If the FDA used more appropriate criteria for Class II devices and more stringent criteria for substantial equivalence, it is likely that numerous devices that would be cleared through the 510(k) process based on the looser criteria that has been common for many years, would instead be required to be cleared through the de Novo process or PMA.  As a result of better documentation of safety and effectiveness, FDA should ensure that patients be informed of the known risks, including failure rates, of devices, so that they can make an informed decision about the risk versus benefit calculus.

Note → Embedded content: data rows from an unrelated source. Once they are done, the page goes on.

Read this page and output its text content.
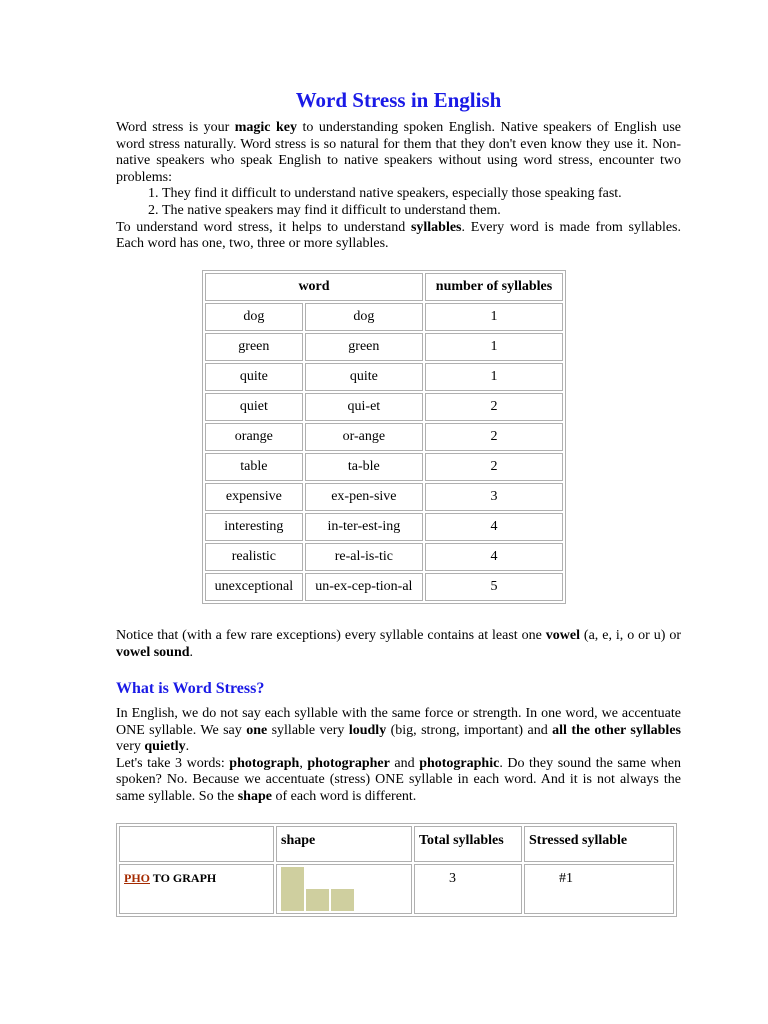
Word Stress in English

Word stress is your magic key to understanding spoken English. Native speakers of English use word stress naturally. Word stress is so natural for them that they don't even know they use it. Non-native speakers who speak English to native speakers without using word stress, encounter two problems:

1. They find it difficult to understand native speakers, especially those speaking fast.
2. The native speakers may find it difficult to understand them.

To understand word stress, it helps to understand syllables. Every word is made from syllables. Each word has one, two, three or more syllables.

word		number of syllables
dog	dog	1
green	green	1
quite	quite	1
quiet	qui-et	2
orange	or-ange	2
table	ta-ble	2
expensive	ex-pen-sive	3
interesting	in-ter-est-ing	4
realistic	re-al-is-tic	4
unexceptional	un-ex-cep-tion-al	5

Notice that (with a few rare exceptions) every syllable contains at least one vowel (a, e, i, o or u) or vowel sound.

What is Word Stress?

In English, we do not say each syllable with the same force or strength. In one word, we accentuate ONE syllable. We say one syllable very loudly (big, strong, important) and all the other syllables very quietly.

Let's take 3 words: photograph, photographer and photographic. Do they sound the same when spoken? No. Because we accentuate (stress) ONE syllable in each word. And it is not always the same syllable. So the shape of each word is different.

	shape	Total syllables	Stressed syllable
PHO TO GRAPH		3	#1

However, our research into the clinical research on the efficacy and safety of devices cleared through the de Novo pathway between 2013 and 2017 also found deficiencies.  We found that some of the devices included no clinical trial data on the safety or effectiveness of the device, and many were studied only in uncontrolled trials, which are scientifically inferior to controlled trials, and much less informative to patients and physicians.

3.  Are there other and/or alternative actions we should take to promote the development and marketing of safer, more effective 510(k) devices?

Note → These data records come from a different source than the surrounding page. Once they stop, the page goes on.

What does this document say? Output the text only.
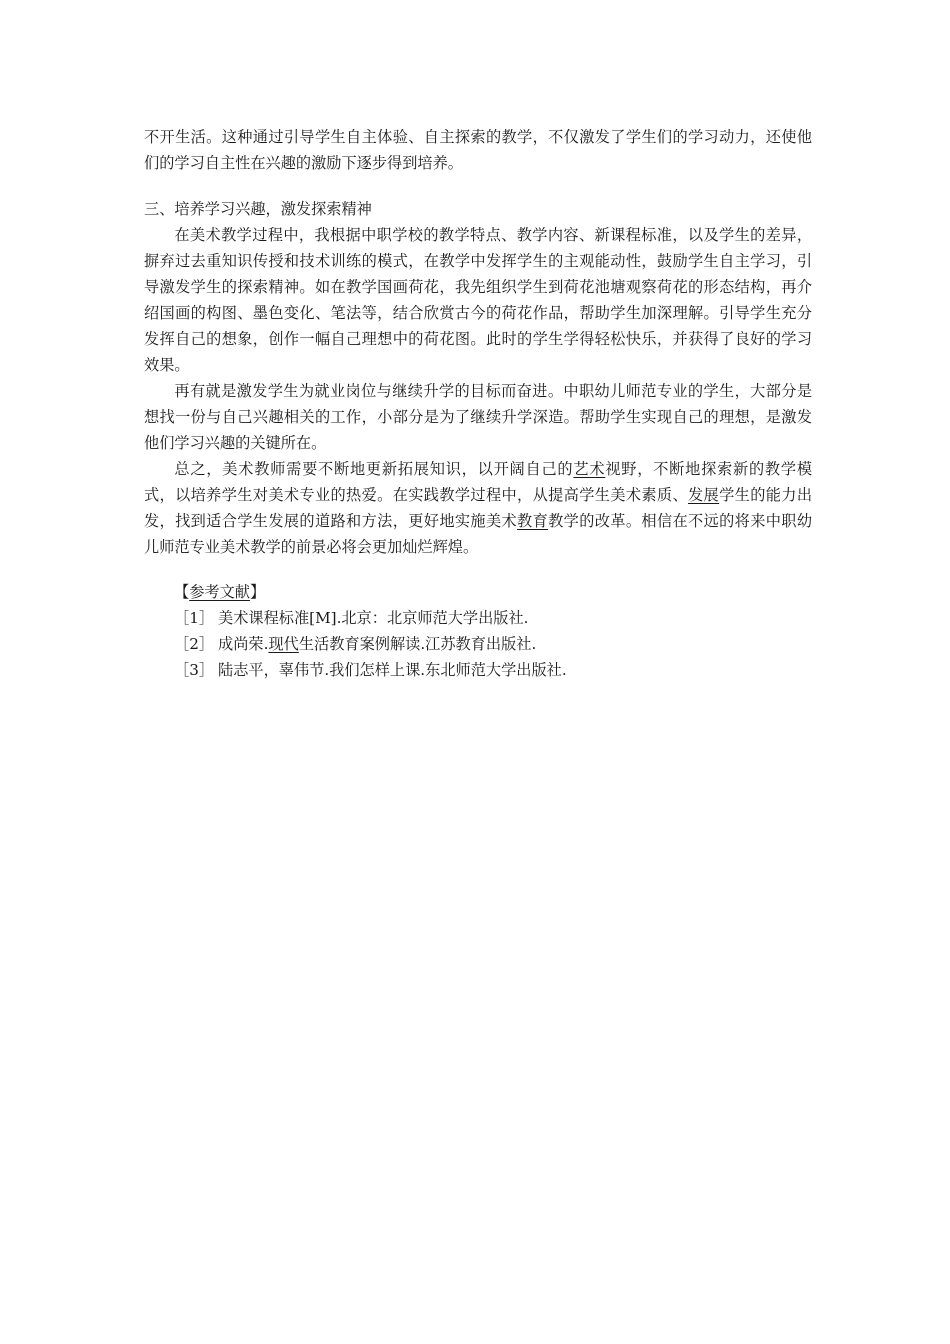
不开生活。这种通过引导学生自主体验、自主探索的教学，不仅激发了学生们的学习动力，还使他们的学习自主性在兴趣的激励下逐步得到培养。

三、培养学习兴趣，激发探索精神

在美术教学过程中，我根据中职学校的教学特点、教学内容、新课程标准，以及学生的差异，摒弃过去重知识传授和技术训练的模式，在教学中发挥学生的主观能动性，鼓励学生自主学习，引导激发学生的探索精神。如在教学国画荷花，我先组织学生到荷花池塘观察荷花的形态结构，再介绍国画的构图、墨色变化、笔法等，结合欣赏古今的荷花作品，帮助学生加深理解。引导学生充分发挥自己的想象，创作一幅自己理想中的荷花图。此时的学生学得轻松快乐，并获得了良好的学习效果。

再有就是激发学生为就业岗位与继续升学的目标而奋进。中职幼儿师范专业的学生，大部分是想找一份与自己兴趣相关的工作，小部分是为了继续升学深造。帮助学生实现自己的理想，是激发他们学习兴趣的关键所在。

总之，美术教师需要不断地更新拓展知识，以开阔自己的艺术视野，不断地探索新的教学模式，以培养学生对美术专业的热爱。在实践教学过程中，从提高学生美术素质、发展学生的能力出发，找到适合学生发展的道路和方法，更好地实施美术教育教学的改革。相信在不远的将来中职幼儿师范专业美术教学的前景必将会更加灿烂辉煌。

【参考文献】

［1］ 美术课程标准[M].北京：北京师范大学出版社.

［2］ 成尚荣.现代生活教育案例解读.江苏教育出版社.

［3］ 陆志平，辜伟节.我们怎样上课.东北师范大学出版社.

Answer:  Scores of disturbing stories about FDA’s failure to ensure that devices are safe and effective have been documented by news articles and editorials by the International Consortium of Investigative Journalists (ICIJ) and their series, “The Implant Files”; and also by NBC; NPR; Kaiser Health News; and in a particularly scathing editorial by the Sunday New York Times on May 4.

All these investigations were highly critical of FDA’s demonstrated shortcomings in detecting device adverse events or failure in the marketplace in a timely manner.  FDA officials promised to examine and improve these systems a few months ago, following the publication and broadcast of these news stories.  The crucial balance between innovation and safety, and risk versus benefit, which are the gold standards that FDA uses to protect patients, is in question.  The age of predicates is much less important than the many other shortcomings CDRH’s [Center for Devices and Radiological Health] premarket requirements and post-market surveillance.

4.  Should the FDA consider certain actions that might require new authority, such as making at least some older devices ineligible as predicates? Are there actions the FDA should pursue which make require new authority?

Answer:  FDA already has the authority to use more stringent criteria for device predicates, and as noted above, age may or may not be an important one.  An older predicate that was proven safe and effective in well-designed clinical trials is likely to be a much more appropriate predicate than a newer predicate that was never studied in clinical trials and is made of different materials or has a different mechanism of action.  As noted above, no device that was recalled or removed from the marketplace after adverse events were reported, or found to have risks outweighing the benefits should be allowed to serve as a predicate for an approval of a new medical device.

The oversight of medical device safety has fallen badly behind as industry user fees, which are used to ensure quicker reviewers rather than better safeguards, became a larger proportion of the Center’s budget.  FDA must address that growing disparity.  While the need for increased appropriations is a Congressional issue, the designation of user fees for premarket safety analysis and post-market surveillance is the responsibility of CDRH.

The 510(k) pathway system is flawed, and should be replaced with pathways that require controlled clinical trials for all implanted devices and many other devices as well.  Meanwhile, safety can be improved with the recommendations above.